My vote for best magazine in America goes to Mother Jones.  Month after month, they have hard-hitting, well-written and well-researched articles covering things you might not find other places, or giving depth to stories that get a paragraph, elsewhere.

Foreign Affairs– All about diplomacy, international relations, and so on.  More conservative than me, but then, most things are.  Mostly lengthy, scholarly articles about topics by renowned experts.

Economist –  A newsmagazine from England.  Also more conservative than I am, but superb writing, in depth coverage, very good stuff.  Time and Newsweek –  phooey.  This is a newsmagazine for knowledgeable, intelligent people.  But remember that they’re slanted

Hightower Lowdown  Jim Hightower.  Nuff said.

Wilson Quarterly in depth, scholarly writing on a wide variety of topics

Atlantic Monthly I’ve not read this.  

Harper’s I sometimes read this.  

der Spiegel I’ve not read this — a brief look seems to show a good but not necessarily leftist, magazine focusing on Europe

the Nation I used to subscribe…. but, while it’s good, it’s a little too irritating.  Last month, Geenius at work said that “it puts you into a state of outrage overload very fast” which I think is my problem with it, too

The American Prospect Another one I’ve not read

UTNE reader describes itself thus: “Utne Reader and Utne.com are digests of independent ideas and alternative culture.
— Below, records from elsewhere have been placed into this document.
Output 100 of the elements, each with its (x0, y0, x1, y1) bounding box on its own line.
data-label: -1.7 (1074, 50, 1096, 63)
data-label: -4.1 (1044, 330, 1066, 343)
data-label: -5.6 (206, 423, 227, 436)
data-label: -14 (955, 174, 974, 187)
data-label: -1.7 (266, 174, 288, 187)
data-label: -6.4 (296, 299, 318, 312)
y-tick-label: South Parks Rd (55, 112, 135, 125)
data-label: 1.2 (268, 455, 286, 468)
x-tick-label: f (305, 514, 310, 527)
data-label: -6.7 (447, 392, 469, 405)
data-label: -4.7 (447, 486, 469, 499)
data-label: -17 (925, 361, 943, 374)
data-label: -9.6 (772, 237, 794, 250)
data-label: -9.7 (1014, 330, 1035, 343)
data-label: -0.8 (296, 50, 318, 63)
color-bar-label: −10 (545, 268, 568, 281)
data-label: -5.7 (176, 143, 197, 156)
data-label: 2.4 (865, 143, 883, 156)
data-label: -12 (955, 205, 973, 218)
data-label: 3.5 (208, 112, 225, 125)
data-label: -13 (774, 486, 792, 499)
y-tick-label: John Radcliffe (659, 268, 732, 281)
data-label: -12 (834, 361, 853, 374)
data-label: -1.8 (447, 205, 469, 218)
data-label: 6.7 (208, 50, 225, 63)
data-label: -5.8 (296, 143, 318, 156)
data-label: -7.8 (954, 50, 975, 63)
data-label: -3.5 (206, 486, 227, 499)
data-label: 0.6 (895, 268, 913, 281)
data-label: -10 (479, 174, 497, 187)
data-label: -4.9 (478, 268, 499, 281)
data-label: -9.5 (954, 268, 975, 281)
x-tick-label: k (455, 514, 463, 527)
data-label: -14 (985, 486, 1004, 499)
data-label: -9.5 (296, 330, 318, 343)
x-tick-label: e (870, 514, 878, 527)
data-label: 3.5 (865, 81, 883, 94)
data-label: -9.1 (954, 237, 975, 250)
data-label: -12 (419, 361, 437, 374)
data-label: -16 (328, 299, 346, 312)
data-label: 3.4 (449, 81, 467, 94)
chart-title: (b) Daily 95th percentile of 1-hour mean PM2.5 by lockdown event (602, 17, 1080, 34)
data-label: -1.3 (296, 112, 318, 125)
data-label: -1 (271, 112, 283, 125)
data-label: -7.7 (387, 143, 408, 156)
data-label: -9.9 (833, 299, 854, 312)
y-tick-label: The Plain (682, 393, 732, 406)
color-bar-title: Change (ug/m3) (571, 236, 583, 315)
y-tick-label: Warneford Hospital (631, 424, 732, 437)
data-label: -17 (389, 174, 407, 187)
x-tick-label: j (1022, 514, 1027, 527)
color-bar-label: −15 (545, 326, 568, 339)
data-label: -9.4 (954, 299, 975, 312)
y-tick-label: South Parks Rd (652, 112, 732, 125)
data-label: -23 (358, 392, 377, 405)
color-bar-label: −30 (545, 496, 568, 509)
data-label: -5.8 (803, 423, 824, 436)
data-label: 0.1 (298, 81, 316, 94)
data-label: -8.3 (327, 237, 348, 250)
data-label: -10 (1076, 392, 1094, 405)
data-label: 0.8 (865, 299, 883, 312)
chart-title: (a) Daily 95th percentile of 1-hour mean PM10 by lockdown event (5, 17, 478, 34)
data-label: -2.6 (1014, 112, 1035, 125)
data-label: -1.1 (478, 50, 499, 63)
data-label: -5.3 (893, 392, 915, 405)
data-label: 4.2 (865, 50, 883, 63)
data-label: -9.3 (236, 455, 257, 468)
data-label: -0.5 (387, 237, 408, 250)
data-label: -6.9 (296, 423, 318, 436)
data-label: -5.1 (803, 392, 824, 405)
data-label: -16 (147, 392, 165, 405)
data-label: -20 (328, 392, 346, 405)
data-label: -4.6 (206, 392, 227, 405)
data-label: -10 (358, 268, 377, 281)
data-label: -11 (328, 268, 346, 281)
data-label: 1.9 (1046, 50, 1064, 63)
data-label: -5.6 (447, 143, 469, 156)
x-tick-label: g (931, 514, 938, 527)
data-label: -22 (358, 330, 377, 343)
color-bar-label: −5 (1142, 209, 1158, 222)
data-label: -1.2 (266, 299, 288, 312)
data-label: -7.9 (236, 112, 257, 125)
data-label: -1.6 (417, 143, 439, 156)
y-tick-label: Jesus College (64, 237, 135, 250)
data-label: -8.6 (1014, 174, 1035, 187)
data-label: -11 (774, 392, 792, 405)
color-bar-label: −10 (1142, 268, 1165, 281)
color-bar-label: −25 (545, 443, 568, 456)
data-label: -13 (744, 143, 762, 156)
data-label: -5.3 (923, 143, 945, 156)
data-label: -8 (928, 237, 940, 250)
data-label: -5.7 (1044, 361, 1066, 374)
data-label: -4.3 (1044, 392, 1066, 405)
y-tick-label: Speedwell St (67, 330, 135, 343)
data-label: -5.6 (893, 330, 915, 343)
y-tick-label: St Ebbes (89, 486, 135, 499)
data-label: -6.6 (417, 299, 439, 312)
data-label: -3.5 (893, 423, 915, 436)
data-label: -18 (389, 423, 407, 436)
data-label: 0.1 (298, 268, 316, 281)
Not right, not left, but forward thinking”.  I do read this one, the problem I have with it is just that it is a digest.  It summarizes things well, but then you have to do more research.

The Progressive looks really good.  I’ve recently subscribed.

New Republic describes itself as “A journal of politics and the arts”

New Left Review is a British journal that offers (in its words): “Sharp, scholarly, analysis, interviews, and book reviews”

Le Monde Diplomatique is French (you guessed, didn’t you?) and mostly about world affairs

Yes!”supporting you in building a just and sustainable world is yet another I haven’t read.  It seems more action-oriented than some of the others, and that’s good.

The New Yorker  I read this very occasionally, when I see it in a waiting room or something.  It looks really good … and, of course, there are the cartoons

National Geographic is another that I never got into reading.  But it has good, in-depth articles with extensive reporting.

Newspapers:

I read the NY Times.  It’s not as good as it could be, but it’s among the best we’ve got.

Many like the Wall Street Journal (but not the editorial page!)

And some mentioned the Washington Post

Funny Times is political comedy with a liberal slant.  Not news, but funny.